ETF-era flow dynamics blunt the signal. Modern industrial miners hedge production via derivatives and finance operations through equity issuance rather than direct spot sales. The fraction of daily issuance that hits the open market as immediate sell pressure has shrunk over time; Puell continues to measure issuance value, but the link between issuance value and selling pressure has weakened. The November 2021 peak at 1.95 is the clearest example of this decoupling — price set an all-time high while Puell stayed in the mid-cycle band.
Frequently asked
09Canonical questions from Google’s “People also ask” block for bitcoin Puell Multiple, answered against the data on this page.

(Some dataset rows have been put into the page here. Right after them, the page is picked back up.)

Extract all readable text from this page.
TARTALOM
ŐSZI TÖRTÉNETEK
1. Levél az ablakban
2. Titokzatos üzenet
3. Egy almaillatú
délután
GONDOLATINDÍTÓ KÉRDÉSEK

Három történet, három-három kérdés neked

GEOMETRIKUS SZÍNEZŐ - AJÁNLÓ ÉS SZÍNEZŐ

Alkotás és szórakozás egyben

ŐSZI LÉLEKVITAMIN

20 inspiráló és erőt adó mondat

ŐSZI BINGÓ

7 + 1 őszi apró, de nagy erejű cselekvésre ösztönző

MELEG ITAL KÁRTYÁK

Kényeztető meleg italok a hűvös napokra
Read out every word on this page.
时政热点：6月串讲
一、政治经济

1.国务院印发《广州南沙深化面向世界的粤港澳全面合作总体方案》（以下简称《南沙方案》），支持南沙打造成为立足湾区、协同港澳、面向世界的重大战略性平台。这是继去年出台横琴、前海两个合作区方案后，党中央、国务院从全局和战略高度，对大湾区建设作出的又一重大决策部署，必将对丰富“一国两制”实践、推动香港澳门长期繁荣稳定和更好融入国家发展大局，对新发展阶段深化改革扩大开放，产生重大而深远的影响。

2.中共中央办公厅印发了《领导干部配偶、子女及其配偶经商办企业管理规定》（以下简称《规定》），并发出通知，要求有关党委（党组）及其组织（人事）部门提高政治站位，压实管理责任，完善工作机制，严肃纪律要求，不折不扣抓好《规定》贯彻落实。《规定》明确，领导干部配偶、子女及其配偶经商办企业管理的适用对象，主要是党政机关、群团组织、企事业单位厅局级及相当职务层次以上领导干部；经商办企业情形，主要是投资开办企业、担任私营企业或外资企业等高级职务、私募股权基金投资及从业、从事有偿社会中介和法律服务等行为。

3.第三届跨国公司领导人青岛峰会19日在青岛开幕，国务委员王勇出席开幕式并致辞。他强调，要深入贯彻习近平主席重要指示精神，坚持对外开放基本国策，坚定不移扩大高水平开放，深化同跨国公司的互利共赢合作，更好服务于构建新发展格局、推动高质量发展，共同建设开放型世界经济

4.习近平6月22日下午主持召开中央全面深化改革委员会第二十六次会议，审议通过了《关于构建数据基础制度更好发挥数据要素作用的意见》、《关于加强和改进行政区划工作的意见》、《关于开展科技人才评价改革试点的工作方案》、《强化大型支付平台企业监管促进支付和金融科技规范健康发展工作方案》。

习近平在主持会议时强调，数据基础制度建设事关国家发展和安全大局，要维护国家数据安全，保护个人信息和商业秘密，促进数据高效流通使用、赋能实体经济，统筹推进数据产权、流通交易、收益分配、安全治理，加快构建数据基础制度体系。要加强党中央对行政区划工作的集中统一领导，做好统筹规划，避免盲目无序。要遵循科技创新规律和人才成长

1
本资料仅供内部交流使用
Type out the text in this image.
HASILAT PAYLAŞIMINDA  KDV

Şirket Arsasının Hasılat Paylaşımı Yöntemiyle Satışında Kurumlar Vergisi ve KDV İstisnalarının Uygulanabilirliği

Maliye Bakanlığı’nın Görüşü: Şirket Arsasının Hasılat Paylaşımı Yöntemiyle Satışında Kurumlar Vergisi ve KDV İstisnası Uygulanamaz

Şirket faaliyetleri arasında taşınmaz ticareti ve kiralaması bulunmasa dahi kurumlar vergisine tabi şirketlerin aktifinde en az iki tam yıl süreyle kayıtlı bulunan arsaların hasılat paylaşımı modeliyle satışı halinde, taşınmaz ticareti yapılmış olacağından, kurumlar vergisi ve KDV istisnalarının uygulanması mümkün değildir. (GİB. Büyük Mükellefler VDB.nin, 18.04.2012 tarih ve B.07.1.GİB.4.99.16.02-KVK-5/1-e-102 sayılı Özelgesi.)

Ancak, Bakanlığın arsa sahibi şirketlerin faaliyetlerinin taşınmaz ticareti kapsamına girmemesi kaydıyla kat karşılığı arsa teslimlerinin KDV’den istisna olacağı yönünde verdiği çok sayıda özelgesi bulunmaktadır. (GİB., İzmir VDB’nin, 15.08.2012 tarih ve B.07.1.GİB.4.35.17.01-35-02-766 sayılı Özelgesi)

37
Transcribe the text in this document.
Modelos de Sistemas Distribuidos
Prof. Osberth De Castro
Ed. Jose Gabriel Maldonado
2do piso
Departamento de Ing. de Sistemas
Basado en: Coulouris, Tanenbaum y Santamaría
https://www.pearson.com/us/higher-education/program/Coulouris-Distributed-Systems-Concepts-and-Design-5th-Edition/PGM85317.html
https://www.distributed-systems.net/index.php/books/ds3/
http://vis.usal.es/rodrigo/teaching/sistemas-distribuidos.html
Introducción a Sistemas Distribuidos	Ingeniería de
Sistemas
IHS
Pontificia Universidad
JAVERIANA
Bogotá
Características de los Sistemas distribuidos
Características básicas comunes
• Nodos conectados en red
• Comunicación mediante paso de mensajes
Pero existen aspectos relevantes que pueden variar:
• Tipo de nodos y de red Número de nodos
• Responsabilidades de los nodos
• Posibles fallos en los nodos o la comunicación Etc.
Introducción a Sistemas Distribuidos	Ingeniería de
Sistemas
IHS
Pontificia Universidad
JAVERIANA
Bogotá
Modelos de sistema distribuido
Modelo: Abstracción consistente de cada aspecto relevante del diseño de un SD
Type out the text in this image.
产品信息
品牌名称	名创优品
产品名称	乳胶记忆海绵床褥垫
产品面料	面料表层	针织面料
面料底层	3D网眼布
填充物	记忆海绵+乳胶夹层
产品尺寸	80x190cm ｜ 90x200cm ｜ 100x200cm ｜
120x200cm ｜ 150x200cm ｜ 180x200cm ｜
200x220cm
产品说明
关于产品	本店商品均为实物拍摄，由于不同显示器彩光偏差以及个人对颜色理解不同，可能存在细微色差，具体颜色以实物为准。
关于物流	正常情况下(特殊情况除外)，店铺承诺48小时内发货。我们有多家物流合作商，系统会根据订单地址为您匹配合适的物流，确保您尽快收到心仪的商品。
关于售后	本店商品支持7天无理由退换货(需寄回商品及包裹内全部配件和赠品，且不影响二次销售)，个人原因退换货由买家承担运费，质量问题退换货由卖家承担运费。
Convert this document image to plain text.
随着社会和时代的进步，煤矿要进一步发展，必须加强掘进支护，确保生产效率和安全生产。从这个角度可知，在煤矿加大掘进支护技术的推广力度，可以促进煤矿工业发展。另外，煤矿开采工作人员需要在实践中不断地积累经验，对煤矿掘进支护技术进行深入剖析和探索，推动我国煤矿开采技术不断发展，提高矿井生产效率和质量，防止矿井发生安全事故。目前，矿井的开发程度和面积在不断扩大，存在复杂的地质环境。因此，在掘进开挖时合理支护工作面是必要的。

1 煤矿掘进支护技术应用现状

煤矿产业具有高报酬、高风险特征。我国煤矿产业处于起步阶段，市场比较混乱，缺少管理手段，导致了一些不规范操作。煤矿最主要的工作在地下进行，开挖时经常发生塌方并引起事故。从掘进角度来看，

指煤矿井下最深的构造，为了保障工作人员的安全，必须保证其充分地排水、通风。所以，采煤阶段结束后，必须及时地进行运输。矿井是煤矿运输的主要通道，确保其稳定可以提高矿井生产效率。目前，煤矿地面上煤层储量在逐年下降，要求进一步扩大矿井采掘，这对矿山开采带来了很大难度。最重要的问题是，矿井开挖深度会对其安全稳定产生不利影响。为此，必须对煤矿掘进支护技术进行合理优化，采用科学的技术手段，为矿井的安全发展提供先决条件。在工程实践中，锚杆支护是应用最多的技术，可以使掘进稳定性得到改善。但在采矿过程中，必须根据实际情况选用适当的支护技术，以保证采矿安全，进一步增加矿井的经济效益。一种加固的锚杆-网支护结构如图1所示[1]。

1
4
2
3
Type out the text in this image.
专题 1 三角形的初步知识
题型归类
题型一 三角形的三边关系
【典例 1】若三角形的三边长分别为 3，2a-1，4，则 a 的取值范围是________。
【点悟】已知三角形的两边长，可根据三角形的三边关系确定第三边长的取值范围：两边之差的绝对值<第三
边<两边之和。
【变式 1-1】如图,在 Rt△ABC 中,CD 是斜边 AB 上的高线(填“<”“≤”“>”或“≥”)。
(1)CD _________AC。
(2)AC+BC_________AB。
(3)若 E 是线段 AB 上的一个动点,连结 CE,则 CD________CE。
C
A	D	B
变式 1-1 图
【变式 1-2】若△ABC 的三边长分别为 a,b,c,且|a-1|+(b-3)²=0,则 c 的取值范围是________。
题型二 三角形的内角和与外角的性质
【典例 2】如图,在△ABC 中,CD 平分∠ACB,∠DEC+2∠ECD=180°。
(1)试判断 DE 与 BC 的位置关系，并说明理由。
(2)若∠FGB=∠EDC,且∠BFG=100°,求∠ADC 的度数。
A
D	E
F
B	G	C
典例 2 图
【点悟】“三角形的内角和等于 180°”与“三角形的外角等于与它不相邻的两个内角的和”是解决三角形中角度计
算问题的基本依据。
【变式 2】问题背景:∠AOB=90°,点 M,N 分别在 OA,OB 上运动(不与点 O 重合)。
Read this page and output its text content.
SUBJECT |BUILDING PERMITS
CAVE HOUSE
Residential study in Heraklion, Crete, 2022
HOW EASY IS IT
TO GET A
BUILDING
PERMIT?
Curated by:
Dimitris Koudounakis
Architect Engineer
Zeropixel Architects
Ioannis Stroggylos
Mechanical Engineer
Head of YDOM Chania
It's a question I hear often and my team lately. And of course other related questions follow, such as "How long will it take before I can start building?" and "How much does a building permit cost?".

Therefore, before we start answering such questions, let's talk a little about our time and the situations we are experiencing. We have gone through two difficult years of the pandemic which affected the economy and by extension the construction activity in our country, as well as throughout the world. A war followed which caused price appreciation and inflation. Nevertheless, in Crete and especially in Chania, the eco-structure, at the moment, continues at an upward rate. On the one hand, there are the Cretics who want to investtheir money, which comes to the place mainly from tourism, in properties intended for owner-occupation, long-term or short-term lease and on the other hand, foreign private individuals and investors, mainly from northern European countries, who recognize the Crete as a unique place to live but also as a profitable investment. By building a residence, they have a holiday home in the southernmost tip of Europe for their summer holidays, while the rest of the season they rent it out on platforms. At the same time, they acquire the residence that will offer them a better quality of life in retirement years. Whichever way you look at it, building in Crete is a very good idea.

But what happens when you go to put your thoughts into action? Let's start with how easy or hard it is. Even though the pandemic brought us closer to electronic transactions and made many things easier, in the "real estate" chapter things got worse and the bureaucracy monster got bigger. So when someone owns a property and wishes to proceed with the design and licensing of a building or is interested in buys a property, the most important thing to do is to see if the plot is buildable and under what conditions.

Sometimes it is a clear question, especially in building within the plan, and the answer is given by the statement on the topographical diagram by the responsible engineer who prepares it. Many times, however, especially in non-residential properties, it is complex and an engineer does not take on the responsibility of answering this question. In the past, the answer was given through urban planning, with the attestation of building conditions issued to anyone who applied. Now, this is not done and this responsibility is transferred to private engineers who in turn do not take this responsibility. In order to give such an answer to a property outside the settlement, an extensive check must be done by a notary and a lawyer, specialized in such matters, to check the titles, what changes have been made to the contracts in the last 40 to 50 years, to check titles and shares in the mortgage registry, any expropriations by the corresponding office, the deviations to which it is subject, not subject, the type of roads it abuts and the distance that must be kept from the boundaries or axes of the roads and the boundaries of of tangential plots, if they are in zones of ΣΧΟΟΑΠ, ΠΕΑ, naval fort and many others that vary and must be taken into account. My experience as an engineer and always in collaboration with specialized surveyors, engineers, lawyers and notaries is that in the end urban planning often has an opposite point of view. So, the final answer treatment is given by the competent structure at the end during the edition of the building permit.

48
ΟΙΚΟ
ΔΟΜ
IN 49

- What is the Bitcoin Puell Multiple?
- The Puell Multiple divides daily Bitcoin coin-issuance value (in USD) by its 365-day moving average. It captures whether miners are earning significantly more or less than their recent yearly trend, providing a miner-revenue lens on Bitcoin cycle regimes. The metric was introduced by David Puell on 30 March 2019 in his Medium essay The Puell Multiple. Today reads 0.767, the Accumulation regime.
- What does a high Puell Multiple mean?
- In the original framing, Puell > 4 marked the “blow-off” zone — daily miner revenue running more than 4× its yearly average. The 2013 and 2017 cycles cleared that threshold cleanly (Apr 2013 at 10.49, Nov 2013 at 9.29, Dec 2017 at 6.62). The threshold has not fired since: April 2021 topped at 3.46, November 2021 at 1.95, and March 2024 at 2.44. Like the rest of the cycle-extreme indicators on btc oak, the Puell ceiling has compressed substantially in the modern cycles.
- How is the Puell Multiple calculated?
- Take the daily block-subsidy issuance in BTC, multiply by the day’s USD spot price to get daily issuance value in dollars, then divide by the 365-day simple moving average of that same daily issuance value. The 365-day window smooths the four-year halving steps so the ratio remains comparable across cycles, but does not fully eliminate them — Puell mechanically deflates for roughly six months after each halving as the lower post-halving subsidy works its way through the moving average.
- What does a low Puell Multiple mean?
- Sustained readings at or below 0.5 mean daily issuance revenue has collapsed to less than half its yearly average — a regime that has only fired four times in Bitcoin history: the aftermath of the 2011 Mt. Gox era, mid-2015, late 2018, and late 2022. Each of those windows preceded a multi-year bull cycle. The deepest cycle troughs on the daily-close record sit at 0.30 (Dec 2018), 0.31 (Jan 2015), 0.36 (Dec 2022), and 0.43 (Mar 2020 Covid). The bottom-side compression has been mild — sub-0.5 has continued to fire every cycle.
- Who created the Puell Multiple?
- David Puell published The Puell Multiple on Medium on 30 March 2019. The metric was originally introduced as a way to characterise miner-supply-side pressure across cycles, and was subsequently adopted by most major on-chain analysis platforms. Murad Mahmudov (Puell’s co-author on the MVRV paper) credits the metric explicitly in their MVRV essay published earlier in 2018; the Puell Multiple in turn is part of a broader miner-revenue framework Puell developed at Adaptive Capital.